- Location of Reeve Township in Daviess County
- Coordinates: 38°33′47″N 86°58′32″W﻿ / ﻿38.56306°N 86.97556°W
- Country: United States
- State: Indiana
- County: Daviess

Government
- • Type: Indiana township

Area
- • Total: 44.95 sq mi (116.4 km^{2})
- • Land: 43.88 sq mi (113.6 km^{2})
- • Water: 1.06 sq mi (2.7 km^{2})
- Elevation: 512 ft (156 m)

Population (2020)
- • Total: 624
- • Density: 14.2/sq mi (5.49/km^{2})
- FIPS code: 18-63702
- GNIS feature ID: 453785

= Reeve Township, Daviess County, Indiana =

Reeve Township is one of ten townships in Daviess County, Indiana. As of the 2020 census, its population was 624 (down from 631 at 2010) and it contained 246 housing units.

Historical population
| Census | Pop. | Note | %± |
| 1890 | 1,674 |  | — |
| 1900 | 1,784 |  | 6.6% |
| 1910 | 1,576 |  | −11.7% |
| 1920 | 1,232 |  | −21.8% |
| 1930 | 1,019 |  | −17.3% |
| 1940 | 1,155 |  | 13.3% |
| 1950 | 1,024 |  | −11.3% |
| 1960 | 804 |  | −21.5% |
| 1970 | 641 |  | −20.3% |
| 1980 | 723 |  | 12.8% |
| 1990 | 632 |  | −12.6% |
| 2000 | 696 |  | 10.1% |
| 2010 | 631 |  | −9.3% |
| 2020 | 624 |  | −1.1% |
Source: US Decennial Census

==History==
Reeve Township was organized on May 12, 1817, at the first meeting of the Daviess County Commissioners.
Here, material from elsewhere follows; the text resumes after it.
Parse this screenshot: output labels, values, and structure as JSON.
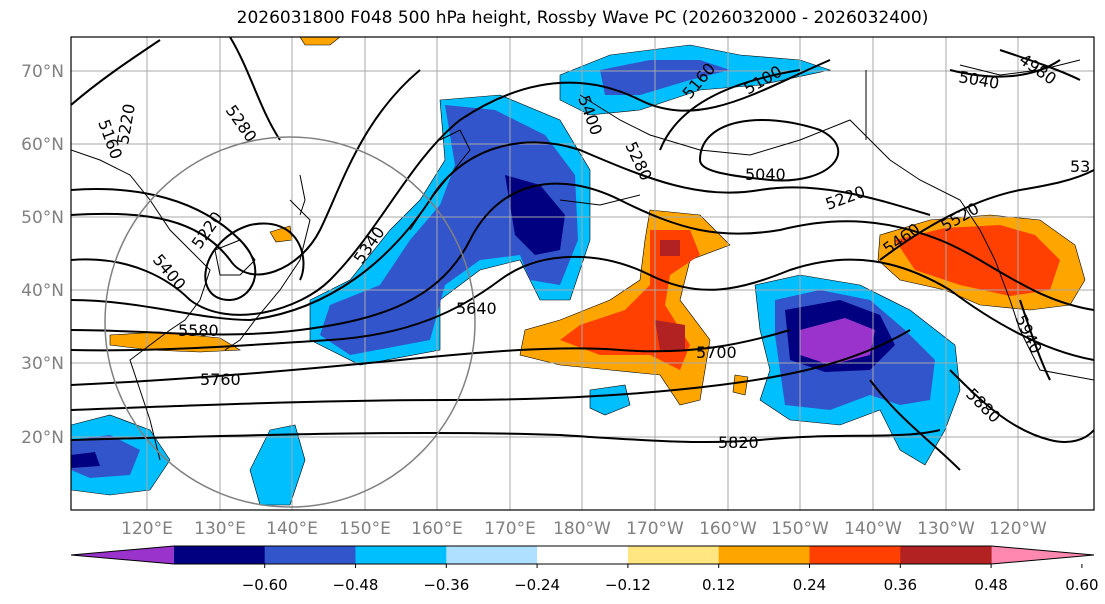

It was named for its earliest resident, South Carolina native Joshua Reeve, who had settled in the township in 1808. As the first settler in the area, Reeve lived in an isolated cabin in the forest; in order to obtain needed supplies, he was forced to travel to Vincennes. Desiring to simplify his travels, Reeve blazed a trail through the woods from his home to Vincennes; in later years, the route became a road, and by the early twentieth century it had become one of the county's leading highways.

==Geography==
According to the 2010 census, the township has a total area of 44.95 sqmi, of which 43.88 sqmi (or 97.62%) is land and 1.06 sqmi (or 2.36%) is water. Big Piney Pond and Little Piney Pond are in this township.

===Cities and towns===
- Alfordsville

===Unincorporated communities===
- Corning
- Pennyville

===Adjacent townships===
- Barr Township (north)
- Perry Township, Martin County (northeast)
- Rutherford Township, Martin County (east)
- Harbison Township, Dubois County (southeast)
- Boone Township, Dubois County (south)
- Harrison Township (west)

===Cemeteries===
The township contains three cemeteries: the Alfordsville Christian Cemetery just north of town, Old Union Cemetery on the land originally owned by James Allen and his wife, Mary Hizer Allen, southwest of town, and the Helpenstine Cemetery (also known as the McCord Cemetery) east of town on the County Line Road.